Ocrelizumab is an anti-CD20 monoclonal antibody that causes B-cell depletion.7 People on ocrelizumab or rituximab, another anti-CD20 therapy used for treatment of MS in some countries,7 show reduced antibody and memory B-cell responses to SARS-CoV-2 vaccines.2,8−10 Nevertheless, a few studies reported that they can mount a T-cell response suggesting that vaccination may offer some protection against SARS-CoV-2 to people on B-cell depleting therapies.2,10 It was unknown, however, how this interplay between humoral and cellular immune responses translated into protecting people on anti-CD20 medications from infection. Fingolimod is a sphingosine-1-phosphate receptor modulator which inhibits lymphocyte egress from lymphoid tissues into the circulation.11 This MS DMT also seems to prevent the production of antibodies in response to SARS-CoV-2 vaccination.8,9
So far, assumptions about the impact of MS DMTs on the effectiveness of SARS-CoV-2 vaccines are mostly based on experiences with previous vaccinations and immunological studies rather than population-based studies.2, 8–10,12 Although a few studies have suggested that antibody levels serve as a correlate of protection from SARS-CoV-2 infection,13–15 it is undecided whether these antibodies are the main executors of this protection or they are simply biomarkers of the orchestrated function of the triggered immune system against the virus.16 Cohort studies of people taking immunomodulatory drugs are required to assess the effectiveness of SARS-CoV-2 vaccines in these populations. A few such studies have already been set up, but it will be a while before they are concluded.9,17 The findings of our study suggest that the humoral immune response to vaccines, which is suppressed by ocrelizumab and fingolimod and preserved by other MS DMTs,2,8−10 may be mainly responsible for the protection provided against SARS-CoV-2.

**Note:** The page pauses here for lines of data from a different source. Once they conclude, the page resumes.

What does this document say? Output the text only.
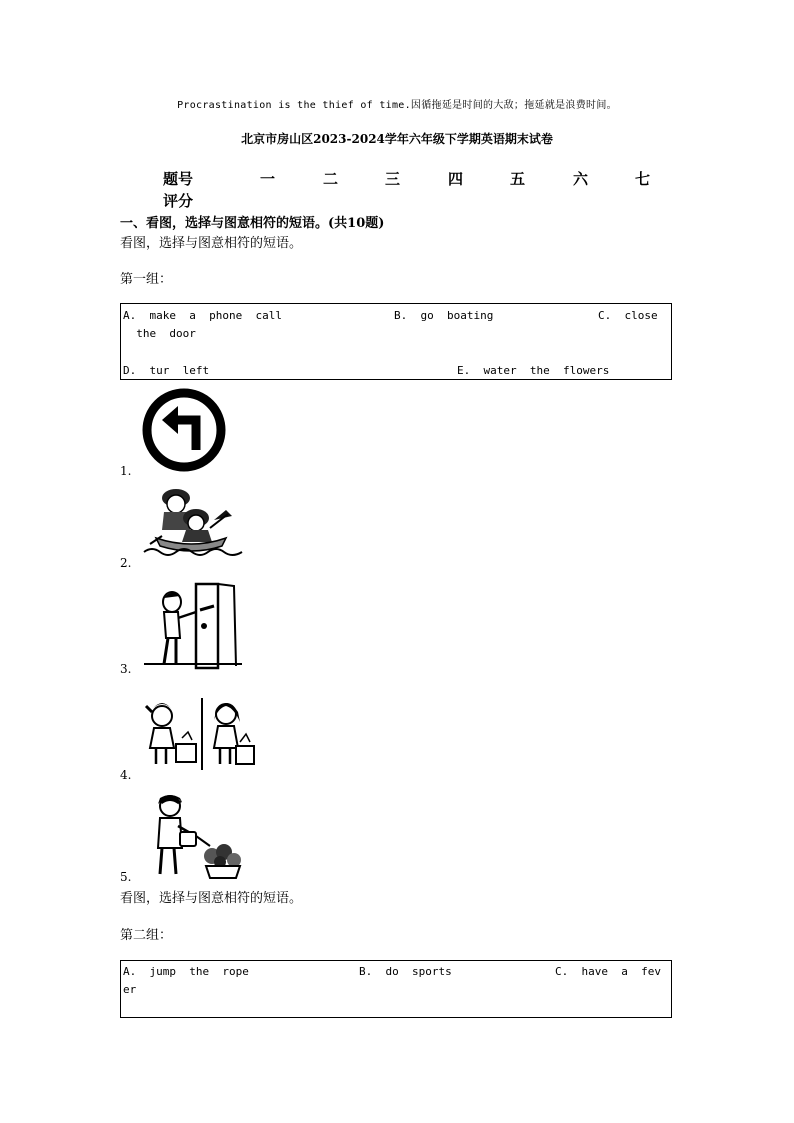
Procrastination is the thief of time.因循拖延是时间的大敌；拖延就是浪费时间。
北京市房山区2023-2024学年六年级下学期英语期末试卷
题号	一	二	三	四	五	六	七
评分
一、看图，选择与图意相符的短语。(共10题)
看图，选择与图意相符的短语。
第一组：
A.  make  a  phone  call	B.  go  boating	C.  close
the  door
D.  tur  left	E.  water  the  flowers
1.
2.
3.
4.
5.
看图，选择与图意相符的短语。
第二组：
A.  jump  the  rope	B.  do  sports	C.  have  a  fev
er
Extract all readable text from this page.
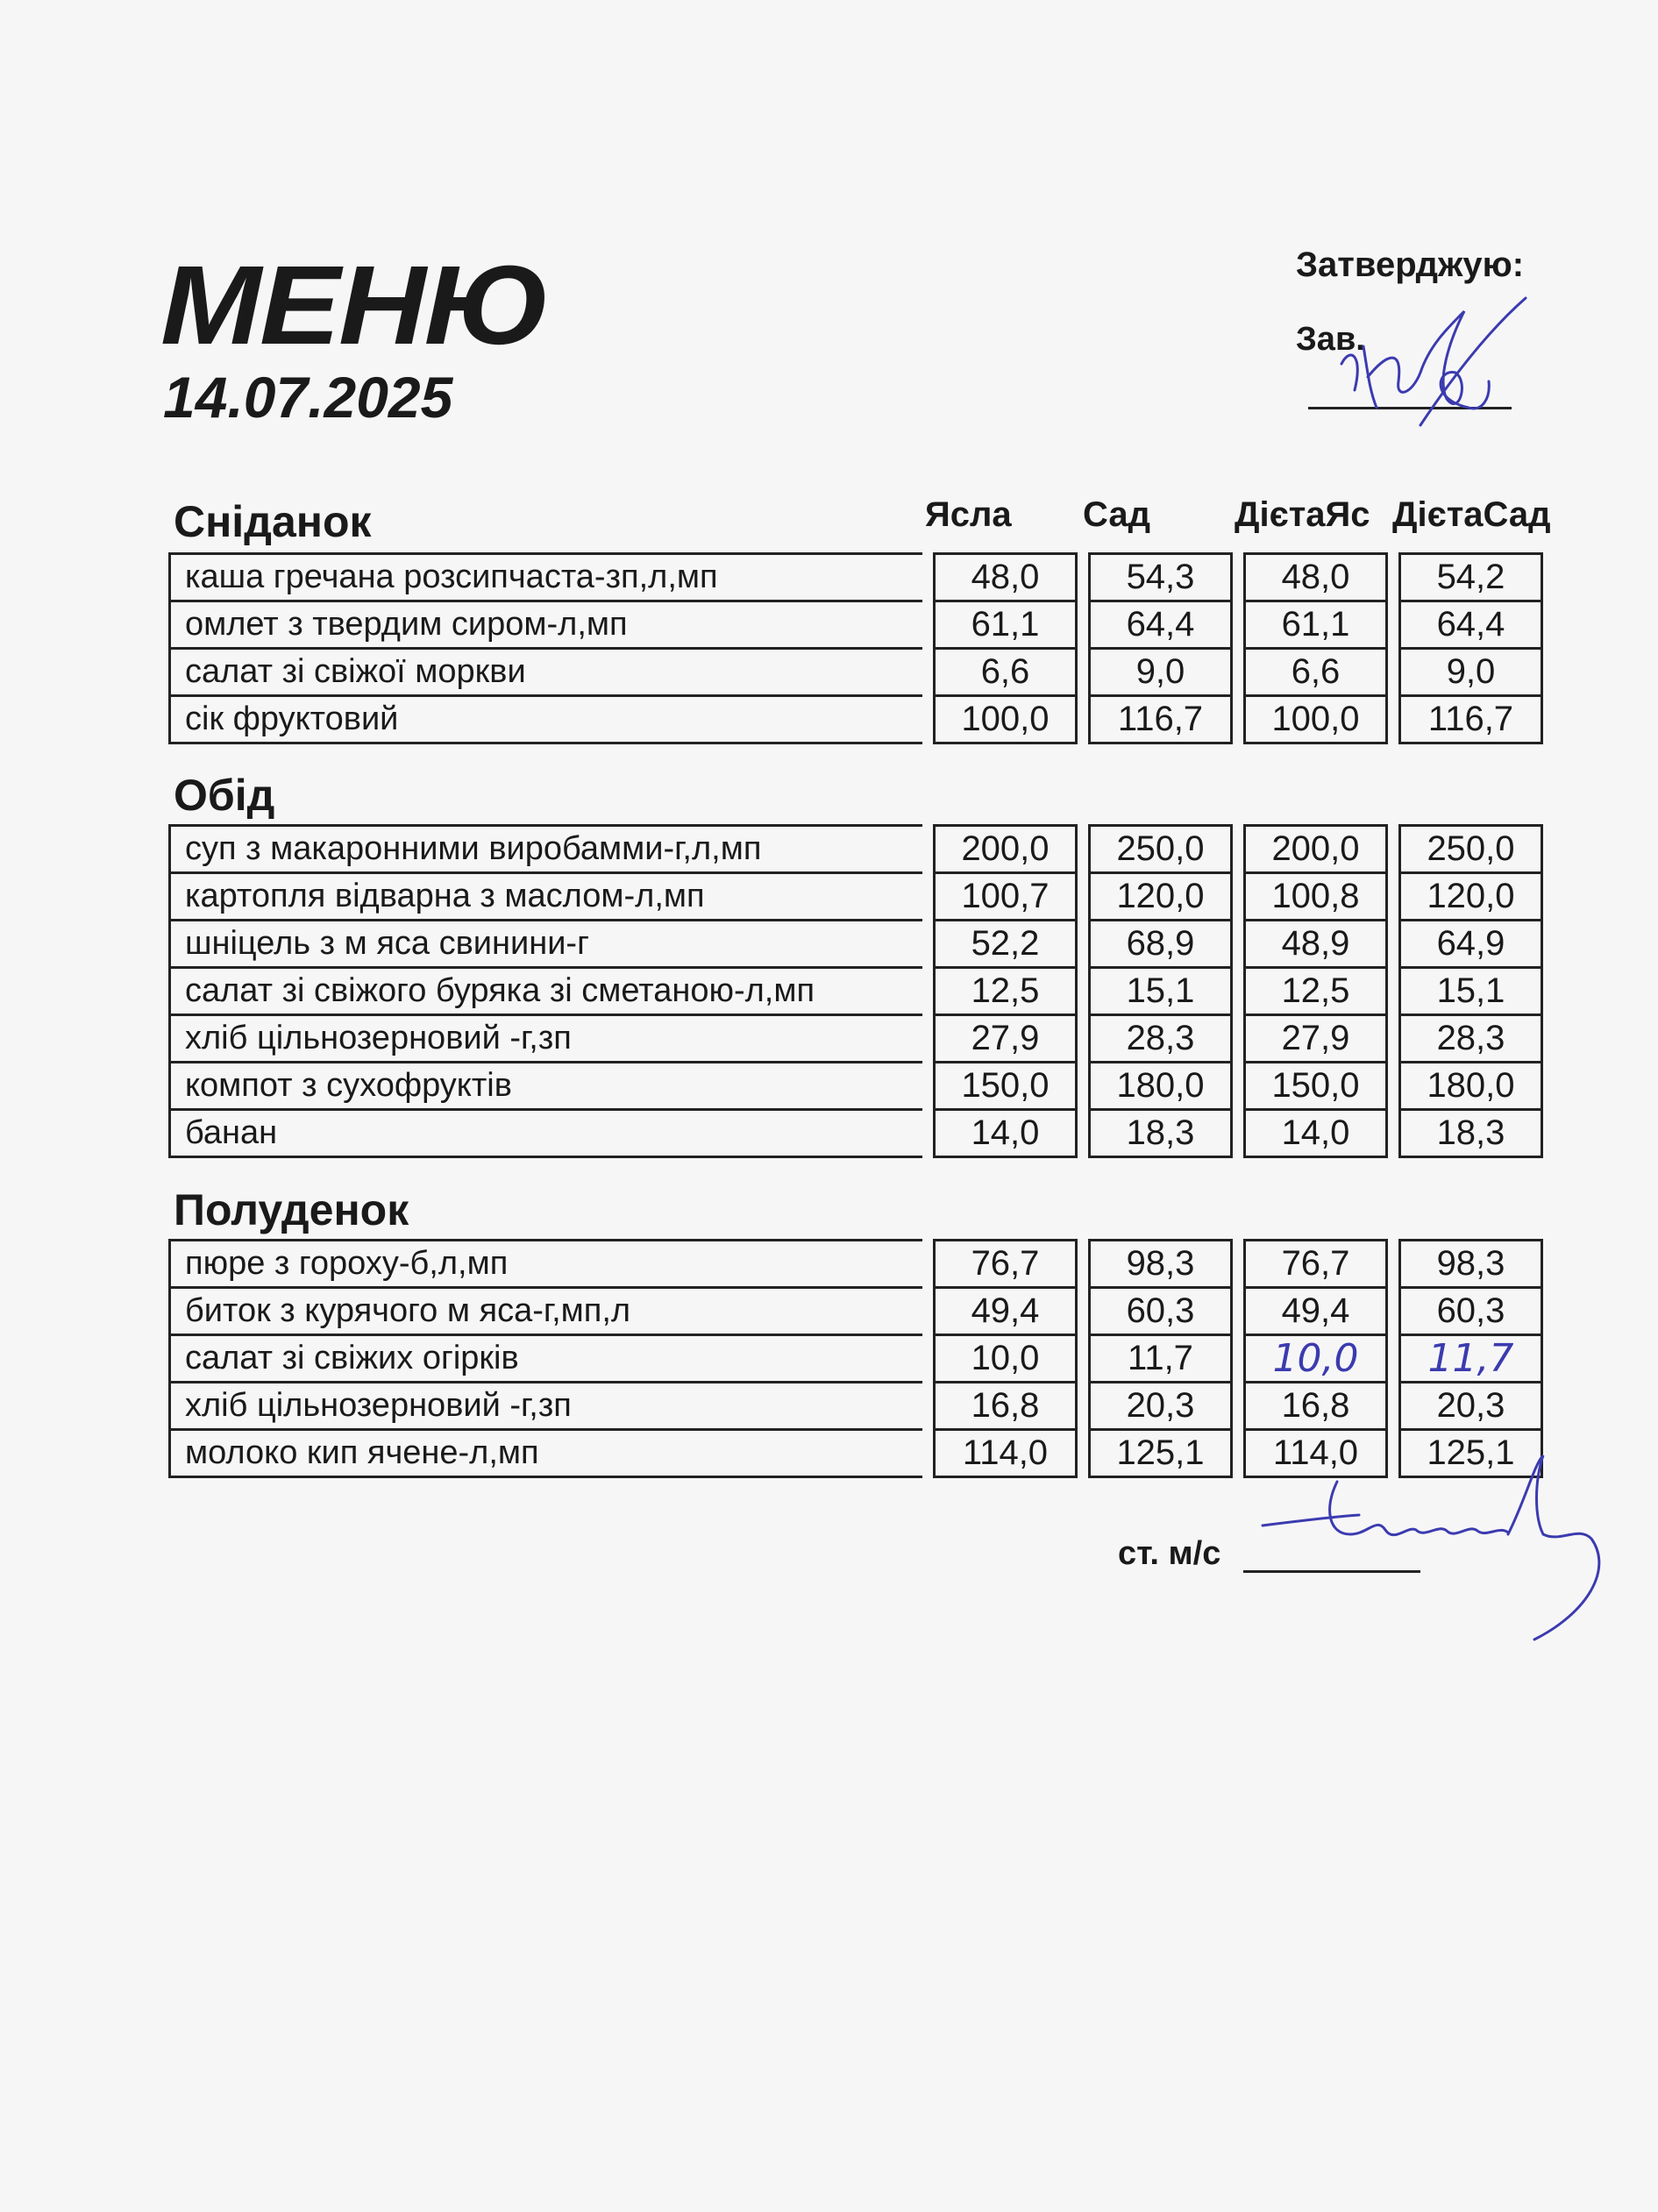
МЕНЮ
14.07.2025
Затверджую:
Зав.
Ясла Сад ДієтаЯс ДієтаСад
Сніданок
каша гречана розсипчаста-зп,л,мп		48,0		54,3		48,0		54,2
омлет з твердим сиром-л,мп		61,1		64,4		61,1		64,4
салат зі свіжої моркви		6,6		9,0		6,6		9,0
сік фруктовий		100,0		116,7		100,0		116,7
Обід
суп з макаронними виробамми-г,л,мп		200,0		250,0		200,0		250,0
картопля відварна з маслом-л,мп		100,7		120,0		100,8		120,0
шніцель з м яса свинини-г		52,2		68,9		48,9		64,9
салат зі свіжого буряка зі сметаною-л,мп		12,5		15,1		12,5		15,1
хліб цільнозерновий -г,зп		27,9		28,3		27,9		28,3
компот з сухофруктів		150,0		180,0		150,0		180,0
банан		14,0		18,3		14,0		18,3
Полуденок
пюре з гороху-б,л,мп		76,7		98,3		76,7		98,3
биток з курячого м яса-г,мп,л		49,4		60,3		49,4		60,3
салат зі свіжих огірків		10,0		11,7		10,0		11,7
хліб цільнозерновий -г,зп		16,8		20,3		16,8		20,3
молоко кип ячене-л,мп		114,0		125,1		114,0		125,1
ст. м/с
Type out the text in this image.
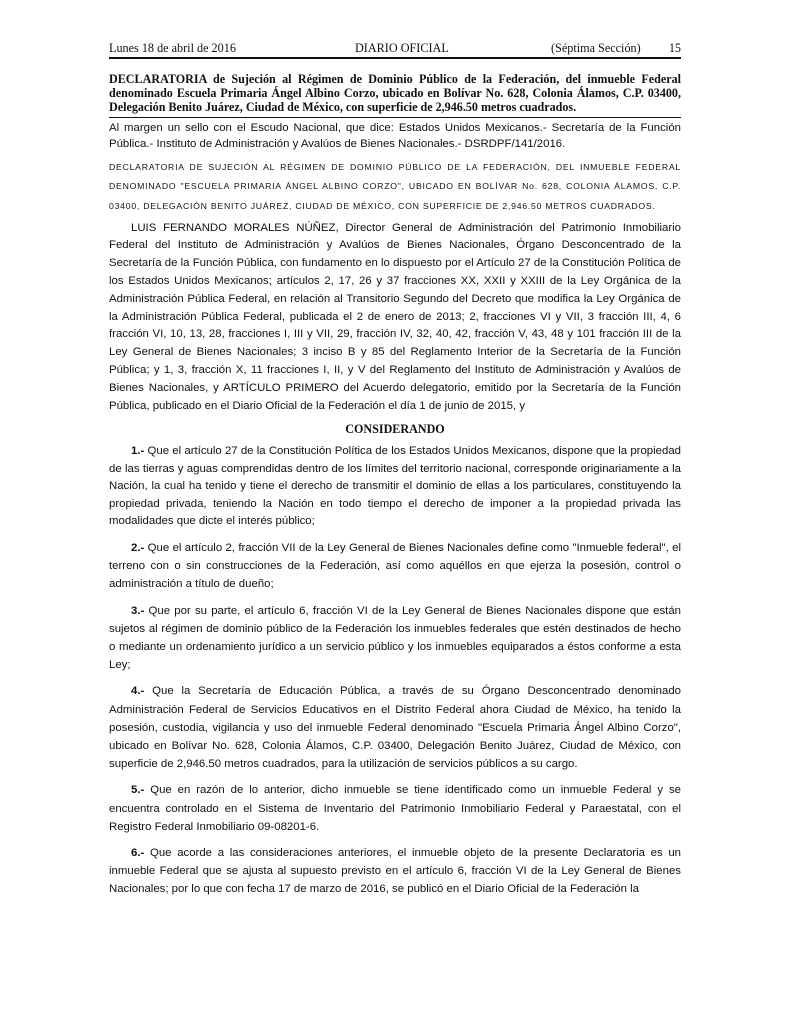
Lunes 18 de abril de 2016	DIARIO OFICIAL	(Séptima Sección) 15
DECLARATORIA de Sujeción al Régimen de Dominio Público de la Federación, del inmueble Federal denominado Escuela Primaria Ángel Albino Corzo, ubicado en Bolívar No. 628, Colonia Álamos, C.P. 03400, Delegación Benito Juárez, Ciudad de México, con superficie de 2,946.50 metros cuadrados.

Al margen un sello con el Escudo Nacional, que dice: Estados Unidos Mexicanos.- Secretaría de la Función Pública.- Instituto de Administración y Avalúos de Bienes Nacionales.- DSRDPF/141/2016.

DECLARATORIA DE SUJECIÓN AL RÉGIMEN DE DOMINIO PÚBLICO DE LA FEDERACIÓN, DEL INMUEBLE FEDERAL DENOMINADO "ESCUELA PRIMARIA ÁNGEL ALBINO CORZO", UBICADO EN BOLÍVAR No. 628, COLONIA ÁLAMOS, C.P. 03400, DELEGACIÓN BENITO JUÁREZ, CIUDAD DE MÉXICO, CON SUPERFICIE DE 2,946.50 METROS CUADRADOS.

LUIS FERNANDO MORALES NÚÑEZ, Director General de Administración del Patrimonio Inmobiliario Federal del Instituto de Administración y Avalúos de Bienes Nacionales, Órgano Desconcentrado de la Secretaría de la Función Pública, con fundamento en lo dispuesto por el Artículo 27 de la Constitución Política de los Estados Unidos Mexicanos; artículos 2, 17, 26 y 37 fracciones XX, XXII y XXIII de la Ley Orgánica de la Administración Pública Federal, en relación al Transitorio Segundo del Decreto que modifica la Ley Orgánica de la Administración Pública Federal, publicada el 2 de enero de 2013; 2, fracciones VI y VII, 3 fracción III, 4, 6 fracción VI, 10, 13, 28, fracciones I, III y VII, 29, fracción IV, 32, 40, 42, fracción V, 43, 48 y 101 fracción III de la Ley General de Bienes Nacionales; 3 inciso B y 85 del Reglamento Interior de la Secretaría de la Función Pública; y 1, 3, fracción X, 11 fracciones I, II, y V del Reglamento del Instituto de Administración y Avalúos de Bienes Nacionales, y ARTÍCULO PRIMERO del Acuerdo delegatorio, emitido por la Secretaría de la Función Pública, publicado en el Diario Oficial de la Federación el día 1 de junio de 2015, y

CONSIDERANDO

1.- Que el artículo 27 de la Constitución Política de los Estados Unidos Mexicanos, dispone que la propiedad de las tierras y aguas comprendidas dentro de los límites del territorio nacional, corresponde originariamente a la Nación, la cual ha tenido y tiene el derecho de transmitir el dominio de ellas a los particulares, constituyendo la propiedad privada, teniendo la Nación en todo tiempo el derecho de imponer a la propiedad privada las modalidades que dicte el interés público;

2.- Que el artículo 2, fracción VII de la Ley General de Bienes Nacionales define como "Inmueble federal", el terreno con o sin construcciones de la Federación, así como aquéllos en que ejerza la posesión, control o administración a título de dueño;

3.- Que por su parte, el artículo 6, fracción VI de la Ley General de Bienes Nacionales dispone que están sujetos al régimen de dominio público de la Federación los inmuebles federales que estén destinados de hecho o mediante un ordenamiento jurídico a un servicio público y los inmuebles equiparados a éstos conforme a esta Ley;

4.- Que la Secretaría de Educación Pública, a través de su Órgano Desconcentrado denominado Administración Federal de Servicios Educativos en el Distrito Federal ahora Ciudad de México, ha tenido la posesión, custodia, vigilancia y uso del inmueble Federal denominado "Escuela Primaria Ángel Albino Corzo", ubicado en Bolívar No. 628, Colonia Álamos, C.P. 03400, Delegación Benito Juárez, Ciudad de México, con superficie de 2,946.50 metros cuadrados, para la utilización de servicios públicos a su cargo.

5.- Que en razón de lo anterior, dicho inmueble se tiene identificado como un inmueble Federal y se encuentra controlado en el Sistema de Inventario del Patrimonio Inmobiliario Federal y Paraestatal, con el Registro Federal Inmobiliario 09-08201-6.

6.- Que acorde a las consideraciones anteriores, el inmueble objeto de la presente Declaratoria es un inmueble Federal que se ajusta al supuesto previsto en el artículo 6, fracción VI de la Ley General de Bienes Nacionales; por lo que con fecha 17 de marzo de 2016, se publicó en el Diario Oficial de la Federación la
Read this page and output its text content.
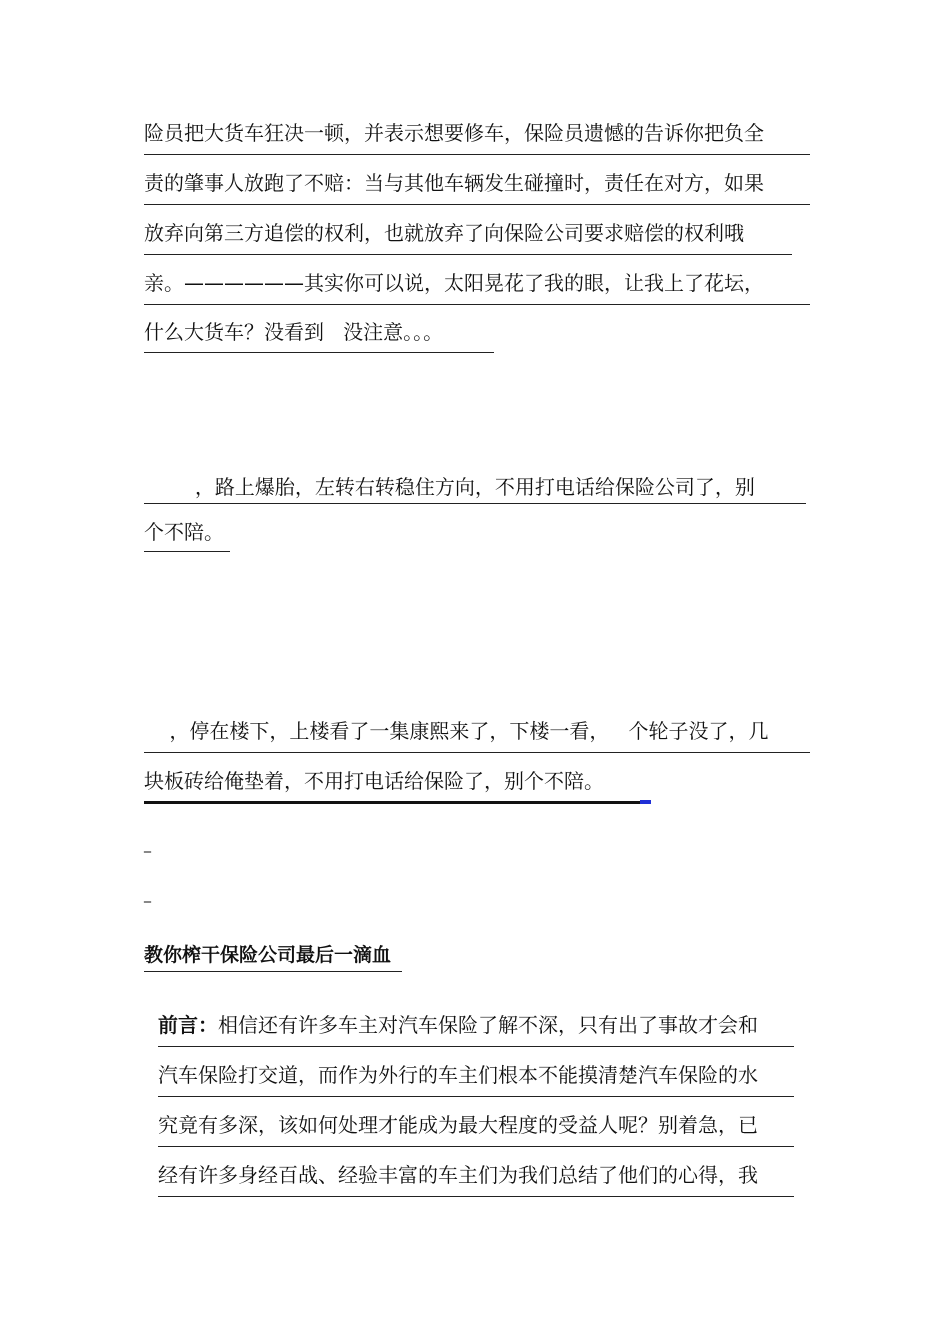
险员把大货车狂决一顿，并表示想要修车，保险员遗憾的告诉你把负全
责的肇事人放跑了不赔：当与其他车辆发生碰撞时，责任在对方，如果
放弃向第三方追偿的权利，也就放弃了向保险公司要求赔偿的权利哦
亲。——————其实你可以说，太阳晃花了我的眼，让我上了花坛，
什么大货车？没看到   没注意。。。
，路上爆胎，左转右转稳住方向，不用打电话给保险公司了，别
个不陪。
，停在楼下，上楼看了一集康熙来了，下楼一看，   个轮子没了，几
块板砖给俺垫着，不用打电话给保险了，别个不陪。
_
_
教你榨干保险公司最后一滴血
前言：相信还有许多车主对汽车保险了解不深，只有出了事故才会和
汽车保险打交道，而作为外行的车主们根本不能摸清楚汽车保险的水
究竟有多深，该如何处理才能成为最大程度的受益人呢？别着急，已
经有许多身经百战、经验丰富的车主们为我们总结了他们的心得，我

We noted also that the risk of SARS-CoV-2 infection associated with beta-interferons was lower than the general population, both pre- and post-vaccination, which is not unexpected given their antiviral effects.18
The effectiveness of SARS-CoV-2 vaccination in preventing symptomatic infections and severe disease among people taking MS DMT is yet to be determined. The timing of vaccination in relation to administration of some MS DMTs, such as alemtuzumab, cladribine, and ocrelizumab, can affect the development of an immune response to the vaccine depending on whether or not repopulation of the immune cells has occurred.12 This consideration was not applied in the present study because individual-level vaccination data were not available.
The findings of this study suggest that SARS-CoV-2 vaccines offer minimal, if any, protection against infection to people taking ocrelizumab or fingolimod. Large-scale population studies using individual-level data on SARS-CoV-2 vaccination status, antibody levels, incidence of infection along with severity of disease are required to establish the benefits of current vaccination programmes that are offering third dose vaccines to people with drug-induced immunosuppression.